Liga Mistrzów: Legia poznała rywali

Legia Warszawa wciąż jest w grze o Ligę Mistrzów. To bez wątpienia dobra wiadomość, ale nie możemy zapomnieć o ujęciu całościowym – trzeba pokonać jeszcze dwa zespoły – pierwszym rywalem Dinamo Zagrzeb.

Faworyt jest znany

Można również dodać, że wszystko wskazuje na to, iż trzeba będzie pokonać zespoły, które w teorii są lepsze od Legii. Dzisiaj mieliśmy losowanie kolejnej rundy, które wskazało na Crvenę Zvezdę Belgrad lub Sheriffa Tiraspol. Nietrudno wskazać, kto jest faworytem w tej parze.

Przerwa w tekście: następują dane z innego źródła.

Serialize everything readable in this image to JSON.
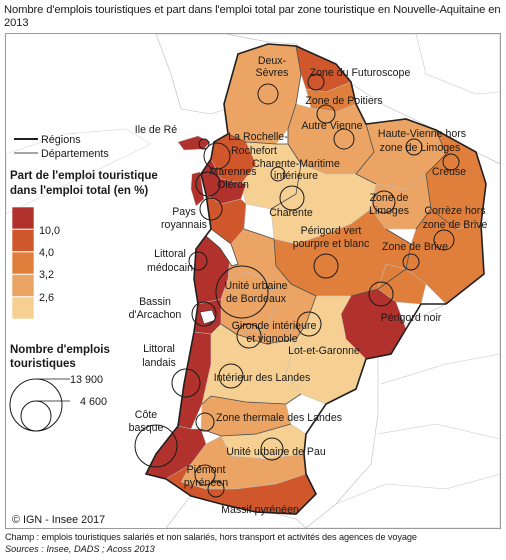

Niemniej nie ma sensu przesadnie skupiać się na przyszłości, wszak faworytem jest Dinamo Zagrzeb. Zresztą wystarczy zwrócić uwagę na ostatnie lata obu klubów. Ktoś może powiedzieć, że przeszłość to nie wszystko (co jest oczywiście prawdą), ale czy to coś zmienia? Wydaje się, że nawet najwięksi optymiści mogą mieć ogromne obawy – mistrzowie Polski są bardzo dalecy od swojej optymalnej dyspozycji. Rzecz jasna nie można zapomnieć o roszadach, ale to samo możemy mówić o dwóch meczach z Florą Tallinn. Ewentualne niepowodzenie z Dinamem Zagrzeb oznacza trafienie do Ligi Europy. Tam w ostatniej rundzie eliminacji czekać będzie Slavia Praga lub Ferencvaros – obie drużyny walczą o LM, także chodzi o słabszego z tej pary.

Dwa przegrane dwumecze z rzędu oznaczają, że Legia trafi do Ligi Konferencji Europy. Kibice są pewni jesiennych starć, ale warto postawić sobie sprawę jasno – gra w europejskich pucharach to (na ten moment) w dużej mierze zasługa powstania nowych rozgrywek.

Śląsk i Raków

Wypada jeszcze wspomnieć, że eliminacje europejskich pucharów dotyczą też Śląska i Rakowa – obie drużyny są w Lidze Konferencji Europy. Śląsk zmierzy się z Hapoelem Beer Szewa i przy ewentualnym sukcesie trafia na Rapid Wiedeń lub Anorthosis Famagustę. Raków musi pokonać Rubin Kazań i KAA Gent lub RFS Rygę. W obu przypadkach będzie trudno o fazę grupową, ale trzeba walczyć.